IBEC warns of further job losses in technology sector
More job losses are likely in high-tech firms and the sector will not recover before next year, the employers' group IBEC has warned.
After 234 people lost their jobs in Drogheda and Dublin yesterday, another firm supplying the computer industry last night sought to cut 100 jobs from its workforce of 260 at Clondalkin, Dublin.
Trend Technologies Europe, which makes casings for circuit boards, said the losses were due to competition from other manufacturers who had transferred business to lower wage economies such as Mexico.
The director of IBEC's technology division said it was now clear that the downturn in the US would last into next year. Mr Brendan Butler said: "Being realistic, it would be foolish to suggest that there are not going to be further job losses."
The Tanaiste, Ms Harney, said yesterday that the spate of job cuts this month suggested a "slowdown" but not a "melt down". She is understood, however, to be conscious of IDA Ireland warnings that more firms may cut jobs.
The latest cuts brought the number of jobs lost since the start of the month to some 2,000.
In Drogheda yesterday, the US telecommunications group Tellabs informed 204 staff that its plant would close before the end of the year. The cuts are a further blow to the Co Louth economy, where 400 Xerox workers, based in Dundalk, were made redundant in June.

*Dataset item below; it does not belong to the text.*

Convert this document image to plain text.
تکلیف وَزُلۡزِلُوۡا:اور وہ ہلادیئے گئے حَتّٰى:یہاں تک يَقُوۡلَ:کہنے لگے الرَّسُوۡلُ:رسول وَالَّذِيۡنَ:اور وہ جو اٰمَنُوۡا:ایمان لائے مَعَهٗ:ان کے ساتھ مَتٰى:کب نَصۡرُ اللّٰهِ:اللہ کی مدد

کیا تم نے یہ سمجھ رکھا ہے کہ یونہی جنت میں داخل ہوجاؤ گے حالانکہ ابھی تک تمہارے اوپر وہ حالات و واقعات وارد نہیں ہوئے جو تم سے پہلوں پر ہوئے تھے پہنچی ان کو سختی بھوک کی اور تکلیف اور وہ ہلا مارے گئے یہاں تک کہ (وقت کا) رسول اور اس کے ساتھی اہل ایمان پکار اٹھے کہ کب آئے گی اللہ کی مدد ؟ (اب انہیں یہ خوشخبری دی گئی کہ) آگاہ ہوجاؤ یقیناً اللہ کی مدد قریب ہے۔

The Internet security firm Baltimore Technologies also confirmed plans yesterday to reduce its staff by 680, although fewer than 30 workers at its Dublin base will lose their jobs.
These losses follow decisions this month by the US groups Gateway and General Semiconductor to close Irish plants which between them employ 1,570 people in Dublin and Co Cork.
Mr Butler said: "We've got to be careful that we don't talk ourselves into a crisis. Other countries are watching the developments in the information technology sector here with great interest."
It would be wrong to state that the sector was in freefall, he said. However, a reversal of the trend in the Republic would depend on the emergence of "positive signs of recovery" in the US and stable growth in Europe.
Mr Butler said the cut in US interest rates on Tuesday, the seventh this year, suggested that recovery there was not imminent.
Earlier this year, the downturn in the US had been expected to last six to nine months. However, the latest indications suggested that it might continue for up to 18 months.
Ms Harney said the recent job losses did not suggest the competitiveness of the Irish economy had eroded. Opposition politicians were swift to express concern at the latest job losses.
Fine Gael's spokesman on enterprise, trade and employment, Mr Charles Flanagan, said the technology sector was facing a "serious crisis". Labour's spokesman, Mr Pat Rabbitte, called on the Government to draw up a plan to safeguard technology jobs.